Program code embodied on a machine-readable medium may be transmitted using any appropriate medium, including but not limited to wireless, wireline, optical fiber cable, RF, etc., or any suitable combination of the foregoing.

The program code/instructions may also be stored in a machine-readable medium that can direct a machine to function in a particular manner, such that the instructions stored in the machine-readable medium produce an article of manufacture including instructions which implement the function/act specified in the flowchart and/or block diagram block or blocks.

FIG. 5 depicts an example computer system with a web browser CDR service and source code classifiers. The computer system includes a processor 501 (possibly including multiple processors, multiple cores, multiple nodes, and/or implementing multi-threading, etc.).

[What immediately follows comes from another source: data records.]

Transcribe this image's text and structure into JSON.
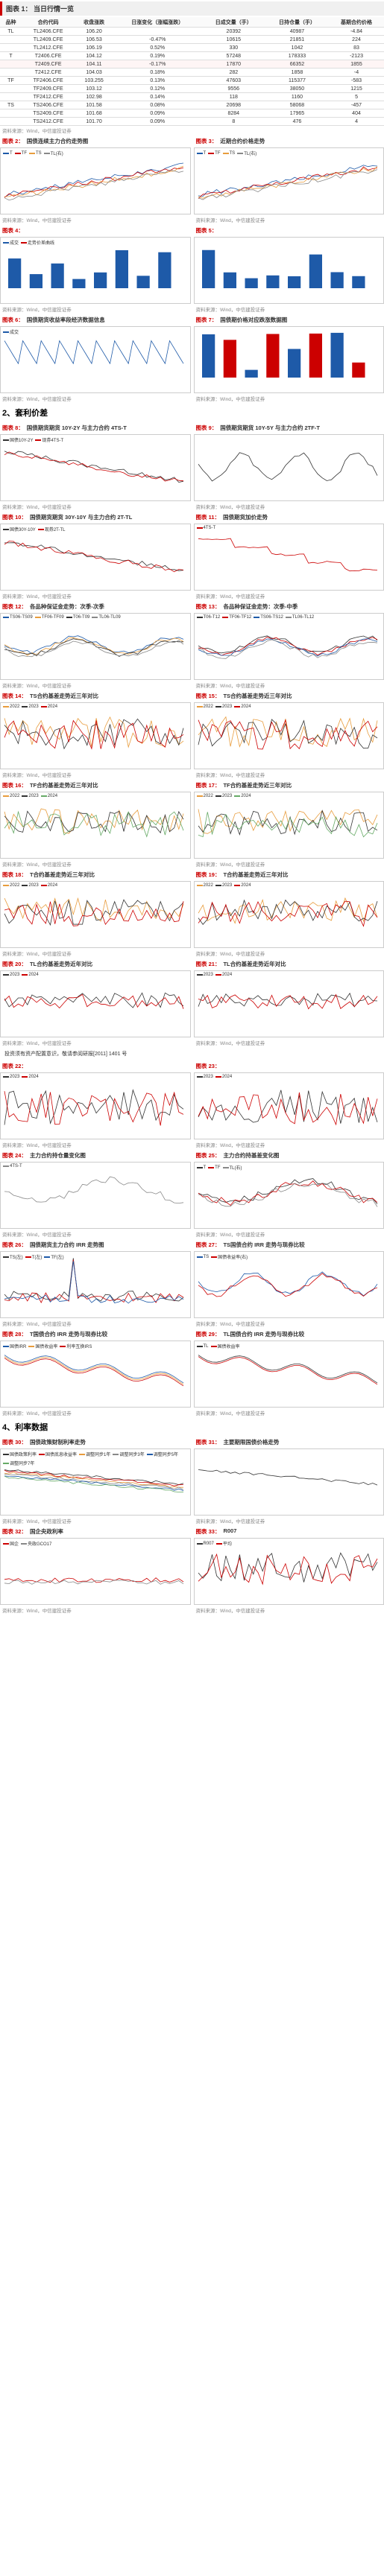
{
  "table1": {
    "title_num": "图表 1：",
    "title_text": "当日行情一览",
    "columns": [
      "品种",
      "合约代码",
      "收盘涨跌",
      "日涨变化（涨幅涨跌）",
      "日成交量（手）",
      "日持仓量（手）",
      "基期合约价格"
    ],
    "rows": [
      [
        "TL",
        "TL2406.CFE",
        "106.20",
        "",
        "20392",
        "40987",
        "-4.84"
      ],
      [
        "",
        "TL2409.CFE",
        "106.53",
        "-0.47%",
        "10615",
        "21851",
        "224"
      ],
      [
        "",
        "TL2412.CFE",
        "106.19",
        "0.52%",
        "330",
        "1042",
        "83"
      ],
      [
        "T",
        "T2406.CFE",
        "104.12",
        "0.19%",
        "57248",
        "178333",
        "-2123"
      ],
      [
        "hl",
        "T2409.CFE",
        "104.11",
        "-0.17%",
        "17870",
        "66352",
        "1855"
      ],
      [
        "",
        "T2412.CFE",
        "104.03",
        "0.18%",
        "282",
        "1858",
        "-4"
      ],
      [
        "TF",
        "TF2406.CFE",
        "103.255",
        "0.13%",
        "47603",
        "115377",
        "-583"
      ],
      [
        "",
        "TF2409.CFE",
        "103.12",
        "0.12%",
        "9556",
        "38050",
        "1215"
      ],
      [
        "",
        "TF2412.CFE",
        "102.98",
        "0.14%",
        "118",
        "1160",
        "5"
      ],
      [
        "TS",
        "TS2406.CFE",
        "101.58",
        "0.08%",
        "20698",
        "58068",
        "-457"
      ],
      [
        "",
        "TS2409.CFE",
        "101.68",
        "0.09%",
        "8284",
        "17965",
        "404"
      ],
      [
        "",
        "TS2412.CFE",
        "101.70",
        "0.09%",
        "8",
        "476",
        "4"
      ]
    ],
    "source": "资料来源：Wind，中信建投证券"
  },
  "charts": [
    {
      "n": "2",
      "t": "国债连续主力合约走势图",
      "legend": [
        [
          "T",
          "#1e5aa8"
        ],
        [
          "TF",
          "#c00"
        ],
        [
          "TS",
          "#e89c3c"
        ],
        [
          "TL(右)",
          "#888"
        ]
      ],
      "pattern": "rise"
    },
    {
      "n": "3",
      "t": "近期合约价格走势",
      "legend": [
        [
          "T",
          "#1e5aa8"
        ],
        [
          "TF",
          "#c00"
        ],
        [
          "TS",
          "#e89c3c"
        ],
        [
          "TL(右)",
          "#888"
        ]
      ],
      "pattern": "rise"
    },
    {
      "n": "4",
      "t": "",
      "legend": [
        [
          "成交",
          "#1e5aa8"
        ],
        [
          "走势价差曲线",
          "#c00"
        ]
      ],
      "pattern": "bars"
    },
    {
      "n": "5",
      "t": "",
      "legend": [],
      "pattern": "bars_blue"
    },
    {
      "n": "6",
      "t": "国债期货收益率段经济数据信息",
      "legend": [
        [
          "成交",
          "#1e5aa8"
        ]
      ],
      "pattern": "zigzag"
    },
    {
      "n": "7",
      "t": "国债期价格对应跌涨数据图",
      "legend": [],
      "pattern": "bars_mix"
    },
    {
      "n": "8",
      "t": "国债期货期货 10Y-2Y 与主力合约 4TS-T",
      "legend": [
        [
          "国债10Y-2Y",
          "#333"
        ],
        [
          "现券4TS-T",
          "#c00"
        ]
      ],
      "pattern": "decline_dual"
    },
    {
      "n": "9",
      "t": "国债期货期货 10Y-5Y 与主力合约 2TF-T",
      "legend": [],
      "pattern": "volatile_dual"
    },
    {
      "n": "10",
      "t": "国债期货期货 30Y-10Y 与主力合约 2T-TL",
      "legend": [
        [
          "国债30Y-10Y",
          "#333"
        ],
        [
          "现券2T-TL",
          "#c00"
        ]
      ],
      "pattern": "decline_dual"
    },
    {
      "n": "11",
      "t": "国债期货加价走势",
      "legend": [
        [
          "4TS-T",
          "#c00"
        ]
      ],
      "pattern": "step_down"
    },
    {
      "n": "12",
      "t": "各品种保证金走势：次季-次季",
      "legend": [
        [
          "TS06-TS09",
          "#1e5aa8"
        ],
        [
          "TF06-TF09",
          "#e89c3c"
        ],
        [
          "T06-T09",
          "#333"
        ],
        [
          "TL06-TL09",
          "#888"
        ]
      ],
      "pattern": "multi_flat"
    },
    {
      "n": "13",
      "t": "各品种保证金走势：次季-中季",
      "legend": [
        [
          "T06-T12",
          "#333"
        ],
        [
          "TF06-TF12",
          "#c00"
        ],
        [
          "TS06-TS12",
          "#1e5aa8"
        ],
        [
          "TL06-TL12",
          "#888"
        ]
      ],
      "pattern": "multi_flat"
    },
    {
      "n": "14",
      "t": "TS合约基差走势近三年对比",
      "legend": [
        [
          "2022",
          "#e89c3c"
        ],
        [
          "2023",
          "#333"
        ],
        [
          "2024",
          "#c00"
        ]
      ],
      "pattern": "spiky"
    },
    {
      "n": "15",
      "t": "TS合约基差走势近三年对比",
      "legend": [
        [
          "2022",
          "#e89c3c"
        ],
        [
          "2023",
          "#333"
        ],
        [
          "2024",
          "#c00"
        ]
      ],
      "pattern": "spiky"
    },
    {
      "n": "16",
      "t": "TF合约基差走势近三年对比",
      "legend": [
        [
          "2022",
          "#e89c3c"
        ],
        [
          "2023",
          "#333"
        ],
        [
          "2024",
          "#6a6"
        ]
      ],
      "pattern": "noisy"
    },
    {
      "n": "17",
      "t": "TF合约基差走势近三年对比",
      "legend": [
        [
          "2022",
          "#e89c3c"
        ],
        [
          "2023",
          "#333"
        ],
        [
          "2024",
          "#6a6"
        ]
      ],
      "pattern": "noisy"
    },
    {
      "n": "18",
      "t": "T合约基差走势近三年对比",
      "legend": [
        [
          "2022",
          "#e89c3c"
        ],
        [
          "2023",
          "#333"
        ],
        [
          "2024",
          "#c00"
        ]
      ],
      "pattern": "noisy"
    },
    {
      "n": "19",
      "t": "T合约基差走势近三年对比",
      "legend": [
        [
          "2022",
          "#e89c3c"
        ],
        [
          "2023",
          "#333"
        ],
        [
          "2024",
          "#c00"
        ]
      ],
      "pattern": "noisy"
    },
    {
      "n": "20",
      "t": "TL合约基差走势近年对比",
      "legend": [
        [
          "2023",
          "#333"
        ],
        [
          "2024",
          "#c00"
        ]
      ],
      "pattern": "sparse"
    },
    {
      "n": "21",
      "t": "TL合约基差走势近年对比",
      "legend": [
        [
          "2023",
          "#333"
        ],
        [
          "2024",
          "#c00"
        ]
      ],
      "pattern": "sparse"
    },
    {
      "n": "22",
      "t": "",
      "legend": [
        [
          "2023",
          "#333"
        ],
        [
          "2024",
          "#c00"
        ]
      ],
      "pattern": "spiky_red"
    },
    {
      "n": "23",
      "t": "",
      "legend": [
        [
          "2023",
          "#333"
        ],
        [
          "2024",
          "#c00"
        ]
      ],
      "pattern": "spiky_red"
    },
    {
      "n": "24",
      "t": "主力合约持仓量变化图",
      "legend": [
        [
          "4TS-T",
          "#888"
        ]
      ],
      "pattern": "wander"
    },
    {
      "n": "25",
      "t": "主力合约持基差变化图",
      "legend": [
        [
          "T",
          "#333"
        ],
        [
          "TF",
          "#c00"
        ],
        [
          "TL(右)",
          "#888"
        ]
      ],
      "pattern": "wander"
    },
    {
      "n": "26",
      "t": "国债期货主力合约 IRR 走势图",
      "legend": [
        [
          "TS(左)",
          "#333"
        ],
        [
          "T(左)",
          "#c00"
        ],
        [
          "TF(左)",
          "#1e5aa8"
        ]
      ],
      "pattern": "spike_tall"
    },
    {
      "n": "27",
      "t": "TS国债合约 IRR 走势与现券比较",
      "legend": [
        [
          "TS",
          "#1e5aa8"
        ],
        [
          "国债收益率(右)",
          "#c00"
        ]
      ],
      "pattern": "overlay"
    },
    {
      "n": "28",
      "t": "T国债合约 IRR 走势与现券比较",
      "legend": [
        [
          "国债IRR",
          "#1e5aa8"
        ],
        [
          "国债收益率",
          "#e89c3c"
        ],
        [
          "利率互换IRS",
          "#c00"
        ]
      ],
      "pattern": "multi_down"
    },
    {
      "n": "29",
      "t": "TL国债合约 IRR 走势与现券比较",
      "legend": [
        [
          "TL",
          "#333"
        ],
        [
          "国债收益率",
          "#c00"
        ]
      ],
      "pattern": "multi_down"
    },
    {
      "n": "30",
      "t": "国债政策财制利率走势",
      "legend": [
        [
          "国债政策利率",
          "#333"
        ],
        [
          "国债底息收益率",
          "#c00"
        ],
        [
          "调整同步1年",
          "#e89c3c"
        ],
        [
          "调整同步3年",
          "#888"
        ],
        [
          "调整同步5年",
          "#1e5aa8"
        ],
        [
          "调整同步7年",
          "#6a6"
        ]
      ],
      "pattern": "bands"
    },
    {
      "n": "31",
      "t": "主要期限国债价格走势",
      "legend": [],
      "pattern": "bands"
    },
    {
      "n": "32",
      "t": "国企央政利率",
      "legend": [
        [
          "国企",
          "#c00"
        ],
        [
          "央政GCO17",
          "#888"
        ]
      ],
      "pattern": "flat_low"
    },
    {
      "n": "33",
      "t": "R007",
      "legend": [
        [
          "R007",
          "#333"
        ],
        [
          "平均",
          "#c00"
        ]
      ],
      "pattern": "jagged"
    }
  ],
  "section2_title": "2、套利价差",
  "section4_title": "4、利率数据",
  "disclaimer": "投资须有资产配置意识，敬请参阅研报[2011] 1401 号",
  "source_text": "资料来源：Wind，中信建投证券"
}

The computer system includes memory 507. The memory 507 may be system memory or any one or more of the above already described possible realizations of machine-readable media. The computer system also includes a bus 503 and a network interface 505. The system also includes a web browser CDR service 511 (“service”) and source code classifiers 513. The service 511 intercepts a user request for a web page via a web browser. The service 511 then prefetches source code for the requested web page and any web pages hyperlinked in the requested web page. The service 511 generates feature vectors based on sections of the source code for inputting into the source code classifiers 513. Each section can comprise HTML elements, JavaScript code, HTTP header field values, etc. The source code classifiers 513 receive respective feature vectors generated by the service 511 and output corresponding verdicts. The service 511 applies criteria to any malicious verdicts to determine whether to block the web page or remove malicious code and/or disable hyperlinks from the source code of the web page. If the service 511 removed malicious code and/or disabled hyperlinks from the source code of the web page, the service 511 then reconstructs the source code of the web page. Any one of the previously described functionalities may be partially (or entirely) implemented in hardware and/or on the processor 501. For example, the functionality may be implemented with an application specific integrated circuit, in logic implemented in the processor 501, in a co-processor on a peripheral device or card, etc. Further, realizations may include fewer or additional components not illustrated in FIG. 5 (e.g., video cards, audio cards, additional network interfaces, peripheral devices, etc.). The processor 501 and the network interface 505 are coupled to the bus 503. Although illustrated as being coupled to the bus 503, the memory 507 may be coupled to the processor 501.

Terminology

Use of the phrase “at least one of” preceding a list with the conjunction “and” should not be treated as an exclusive list and should not be construed as a list of categories with one item from each category, unless specifically stated otherwise. A clause that recites “at least one of A, B, and C” can be infringed with only one of the listed items, multiple of the listed items, and one or more of the items in the list and another item not listed.